I chair the NWA Committee on Remote Sensing (I’m the dumbest person on it- which just goes to show you!), and one of our members (Sheldon Kusselson who is retired from NOAA/NESDIS) actually played a major role in the development of tracking the rivers of moisture in the atmosphere. He sent me some links and images today concerning the flooding in West Virginia that caused great loss of life and severe damage. Here’s what he sent with some links to the loops. This is mainly for meteorologists, but it is really worth sharing and you can google what you may not understand, or make a comment!
Loop of the above imagery is here.
You can see the loop of the blended total precipitable water here.

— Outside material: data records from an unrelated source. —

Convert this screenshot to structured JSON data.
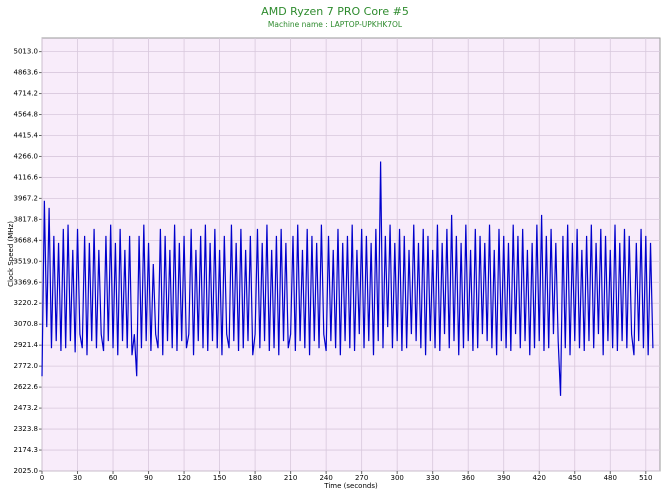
{
  "chart_data": {
    "type": "line",
    "title": "AMD Ryzen 7 PRO Core #5",
    "subtitle": "Machine name : LAPTOP-UPKHK7OL",
    "x_label": "Time (seconds)",
    "y_label": "Clock Speed (MHz)",
    "xlim": [
      0,
      522
    ],
    "xticks": [
      0,
      30,
      60,
      90,
      120,
      150,
      180,
      210,
      240,
      270,
      300,
      330,
      360,
      390,
      420,
      450,
      480,
      510
    ],
    "ylim": [
      2025,
      5110
    ],
    "yticks": [
      {
        "value": 2025,
        "label": "2025.0"
      },
      {
        "value": 2174.3,
        "label": "2174.3"
      },
      {
        "value": 2323.8,
        "label": "2323.8"
      },
      {
        "value": 2473.2,
        "label": "2473.2"
      },
      {
        "value": 2622.6,
        "label": "2622.6"
      },
      {
        "value": 2772,
        "label": "2772.0"
      },
      {
        "value": 2921.4,
        "label": "2921.4"
      },
      {
        "value": 3070.8,
        "label": "3070.8"
      },
      {
        "value": 3220.2,
        "label": "3220.2"
      },
      {
        "value": 3369.6,
        "label": "3369.6"
      },
      {
        "value": 3519,
        "label": "3519.0"
      },
      {
        "value": 3668.4,
        "label": "3668.4"
      },
      {
        "value": 3817.8,
        "label": "3817.8"
      },
      {
        "value": 3967.2,
        "label": "3967.2"
      },
      {
        "value": 4116.6,
        "label": "4116.6"
      },
      {
        "value": 4266,
        "label": "4266.0"
      },
      {
        "value": 4415.4,
        "label": "4415.4"
      },
      {
        "value": 4564.8,
        "label": "4564.8"
      },
      {
        "value": 4714.2,
        "label": "4714.2"
      },
      {
        "value": 4863.6,
        "label": "4863.6"
      },
      {
        "value": 5013,
        "label": "5013.0"
      }
    ],
    "grid": true,
    "x": [
      0,
      2,
      4,
      6,
      8,
      10,
      12,
      14,
      16,
      18,
      20,
      22,
      24,
      26,
      28,
      30,
      32,
      34,
      36,
      38,
      40,
      42,
      44,
      46,
      48,
      50,
      52,
      54,
      56,
      58,
      60,
      62,
      64,
      66,
      68,
      70,
      72,
      74,
      76,
      78,
      80,
      82,
      84,
      86,
      88,
      90,
      92,
      94,
      96,
      98,
      100,
      102,
      104,
      106,
      108,
      110,
      112,
      114,
      116,
      118,
      120,
      122,
      124,
      126,
      128,
      130,
      132,
      134,
      136,
      138,
      140,
      142,
      144,
      146,
      148,
      150,
      152,
      154,
      156,
      158,
      160,
      162,
      164,
      166,
      168,
      170,
      172,
      174,
      176,
      178,
      180,
      182,
      184,
      186,
      188,
      190,
      192,
      194,
      196,
      198,
      200,
      202,
      204,
      206,
      208,
      210,
      212,
      214,
      216,
      218,
      220,
      222,
      224,
      226,
      228,
      230,
      232,
      234,
      236,
      238,
      240,
      242,
      244,
      246,
      248,
      250,
      252,
      254,
      256,
      258,
      260,
      262,
      264,
      266,
      268,
      270,
      272,
      274,
      276,
      278,
      280,
      282,
      284,
      286,
      288,
      290,
      292,
      294,
      296,
      298,
      300,
      302,
      304,
      306,
      308,
      310,
      312,
      314,
      316,
      318,
      320,
      322,
      324,
      326,
      328,
      330,
      332,
      334,
      336,
      338,
      340,
      342,
      344,
      346,
      348,
      350,
      352,
      354,
      356,
      358,
      360,
      362,
      364,
      366,
      368,
      370,
      372,
      374,
      376,
      378,
      380,
      382,
      384,
      386,
      388,
      390,
      392,
      394,
      396,
      398,
      400,
      402,
      404,
      406,
      408,
      410,
      412,
      414,
      416,
      418,
      420,
      422,
      424,
      426,
      428,
      430,
      432,
      434,
      436,
      438,
      440,
      442,
      444,
      446,
      448,
      450,
      452,
      454,
      456,
      458,
      460,
      462,
      464,
      466,
      468,
      470,
      472,
      474,
      476,
      478,
      480,
      482,
      484,
      486,
      488,
      490,
      492,
      494,
      496,
      498,
      500,
      502,
      504,
      506,
      508,
      510,
      512,
      514,
      516
    ],
    "series": [
      {
        "name": "Clock Speed",
        "color": "#0000cc",
        "values": [
          2700,
          3950,
          3050,
          3900,
          2900,
          3700,
          2950,
          3650,
          2880,
          3750,
          2900,
          3780,
          2950,
          3600,
          2870,
          3750,
          3000,
          2900,
          3700,
          2850,
          3650,
          2950,
          3750,
          2900,
          3600,
          3000,
          2880,
          3700,
          2950,
          3780,
          2900,
          3650,
          2850,
          3750,
          2950,
          3600,
          2900,
          3700,
          2850,
          3000,
          2700,
          3700,
          2900,
          3780,
          2950,
          3650,
          2880,
          3500,
          3000,
          2900,
          3750,
          2850,
          3700,
          2950,
          3600,
          2900,
          3780,
          2880,
          3650,
          2950,
          3700,
          2900,
          3000,
          3750,
          2850,
          3600,
          2950,
          3700,
          2900,
          3780,
          2880,
          3650,
          2950,
          3750,
          2900,
          3600,
          2850,
          3700,
          3000,
          2900,
          3780,
          2950,
          3650,
          2880,
          3750,
          2900,
          3600,
          2950,
          3700,
          2850,
          3000,
          3750,
          2900,
          3650,
          2950,
          3780,
          2880,
          3600,
          2900,
          3700,
          2850,
          3750,
          2950,
          3650,
          2900,
          3000,
          3700,
          2880,
          3780,
          2950,
          3600,
          2900,
          3750,
          2850,
          3700,
          2950,
          3650,
          2900,
          3780,
          3000,
          2880,
          3700,
          2950,
          3600,
          2900,
          3750,
          2850,
          3650,
          2950,
          3700,
          2900,
          3780,
          2880,
          3600,
          3000,
          3750,
          2900,
          3700,
          2950,
          3650,
          2850,
          3750,
          2950,
          4230,
          2900,
          3700,
          3050,
          3780,
          2900,
          3650,
          2950,
          3750,
          2880,
          3700,
          2900,
          3600,
          3000,
          3780,
          2950,
          3650,
          2900,
          3750,
          2850,
          3700,
          2950,
          3600,
          2900,
          3780,
          2880,
          3650,
          3000,
          3750,
          2900,
          3850,
          2950,
          3700,
          2850,
          3650,
          2900,
          3780,
          2950,
          3600,
          2880,
          3750,
          2900,
          3700,
          3000,
          3650,
          2950,
          3780,
          2900,
          3600,
          2850,
          3750,
          2950,
          3700,
          2900,
          3650,
          2880,
          3780,
          3000,
          3700,
          2900,
          3750,
          2950,
          3600,
          2850,
          3650,
          2900,
          3780,
          2950,
          3850,
          2880,
          3700,
          2900,
          3750,
          3000,
          3650,
          2950,
          2560,
          3700,
          2900,
          3780,
          2850,
          3650,
          2950,
          3750,
          2900,
          3600,
          2880,
          3700,
          2950,
          3780,
          2900,
          3650,
          3000,
          3750,
          2850,
          3700,
          2950,
          3600,
          2900,
          3780,
          2880,
          3650,
          2950,
          3750,
          2900,
          3700,
          3000,
          2850,
          3650,
          2950,
          3750,
          2900,
          3700,
          2850,
          3650,
          2900
        ]
      }
    ]
  }
}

More from Sheldon Kusselson
They only keep a month of data, so the main web site for the latest soil moisture is at: http://weather.msfc.nasa.gov/cgi-bin/sportPublishData.pl?dataset=smap_conus
One last thing. If there is one fact that every meteorologist would like you to know, it’s this: Quit worrying so much about tornadoes, and worry about water and lightning. Those are the big killers in storms. Same with hurricanes. The winds do not kill people in a hurricane. The water does.